Henry Barham ist Rhinologe am Baton Rouge General Medical Center in Louisiana. Er befasst sich mit Erkrankungen von Nase, Nasennebenhöhlen und der vorderen Schädelbasis. Am 25. Mai veröffentlichte er eine Studie in der medizinischen Fachzeitschrift "JAMA Network Open". Er fand heraus, dass sogenannte "Superschmeckende" – Personen, die übermäßig empfindlich auf einige Bitterstoffe reagieren – seltener positiv auf das Coronavirus getestet wurden.

Barhams-Team untersuchte 1935 Erwachsene, von denen mit Corona infiziert waren. Sogenannte "Nicht-Schmeckende" hatten ein signifikant höheres Risiko, positiv getestet und ins Krankenhaus eingeliefert zu werden sowie länger unter Symptomen zu leiden als normal Schmeckende und Superschmeckende. 86 Prozent der Personen mit einem schweren Verlauf, die einen Krankenhausaufenthalt benötigten, waren Nicht-Schmeckende. Weniger als sechs Prozent der Superschmeckenden wurden positiv auf Covid-19 getestet.

Igitt, Brokkoli!

Superschmeckende, die auf englisch "Supertaster" heißen, reagieren empfindlicher auf bittere Geschmacksrichtungen, weil sie viermal so viele Geschmacksknospen auf der Zunge haben. Bittere Verbindungen in bestimmten Nahrungsmitteln und Getränken werden von Geschmacksrezeptoren des sogenannten Typs 2 erkannt. Für Supertaster schmecken viele Gemüsesorten besonders bitter. Dazu gehören Brokkoli, Kohl und Rosenkohl. Auch der Geruchssinn kann bei Superschmeckenden besser ausgeprägt sein.

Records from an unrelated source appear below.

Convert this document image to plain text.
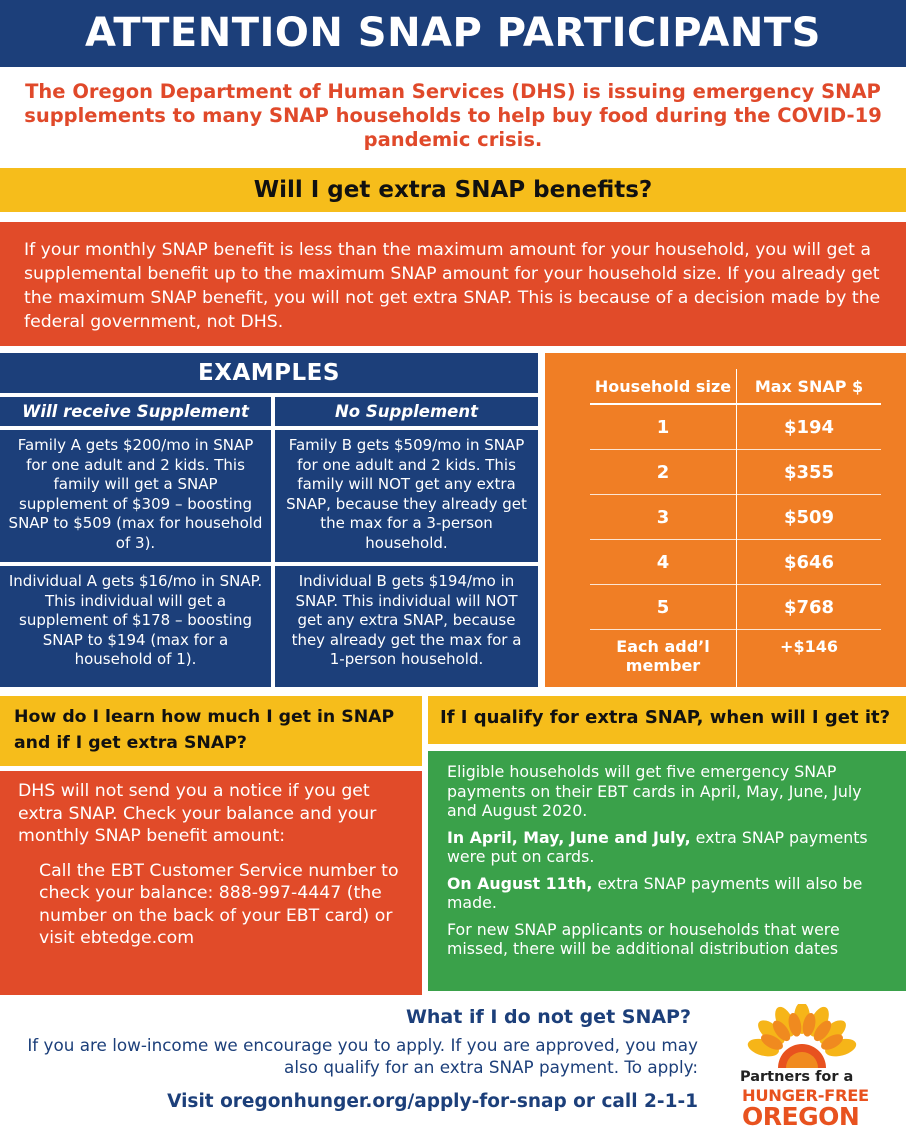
ATTENTION SNAP PARTICIPANTS
The Oregon Department of Human Services (DHS) is issuing emergency SNAP supplements to many SNAP households to help buy food during the COVID-19 pandemic crisis.
Will I get extra SNAP benefits?
If your monthly SNAP benefit is less than the maximum amount for your household, you will get a supplemental benefit up to the maximum SNAP amount for your household size. If you already get the maximum SNAP benefit, you will not get extra SNAP. This is because of a decision made by the federal government, not DHS.
EXAMPLES
Will receive Supplement	No Supplement
Family A gets $200/mo in SNAP for one adult and 2 kids. This family will get a SNAP supplement of $309 – boosting SNAP to $509 (max for household of 3).
Family B gets $509/mo in SNAP for one adult and 2 kids. This family will NOT get any extra SNAP, because they already get the max for a 3-person household.
Individual A gets $16/mo in SNAP. This individual will get a supplement of $178 – boosting SNAP to $194 (max for a household of 1).
Individual B gets $194/mo in SNAP. This individual will NOT get any extra SNAP, because they already get the max for a 1-person household.
Household size	Max SNAP $
1	$194
2	$355
3	$509
4	$646
5	$768
Each add’l member	+$146
How do I learn how much I get in SNAP and if I get extra SNAP?
If I qualify for extra SNAP, when will I get it?
DHS will not send you a notice if you get extra SNAP. Check your balance and your monthly SNAP benefit amount:
Call the EBT Customer Service number to check your balance: 888-997-4447 (the number on the back of your EBT card) or visit ebtedge.com

Eligible households will get five emergency SNAP payments on their EBT cards in April, May, June, July and August 2020.

In April, May, June and July, extra SNAP payments were put on cards.

On August 11th, extra SNAP payments will also be made.

For new SNAP applicants or households that were missed, there will be additional distribution dates

What if I do not get SNAP?
If you are low-income we encourage you to apply. If you are approved, you may also qualify for an extra SNAP payment. To apply:
Visit oregonhunger.org/apply-for-snap or call 2-1-1
Partners for a
HUNGER-FREE
OREGON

Die Psychologin Linda Bartoshuk prägte die Begriffe der Geschmackswahrnehmung in den 90ern. Ihrer Studie zufolge reagierten um die 25 Prozent der Menschen intensiv auf bittere Geschmacksrichtungen – Supertaster. Weitere 25 Prozent der Menschen nehmen bittere Aromen kaum wahr und gehören demnach zu der Gruppe der Nichtschmeckenden. Die restlichen 50 Prozent der Menschen schmecken normal. Sie registrieren die Bitterkeit zwar, finden sie aber nicht unangenehm.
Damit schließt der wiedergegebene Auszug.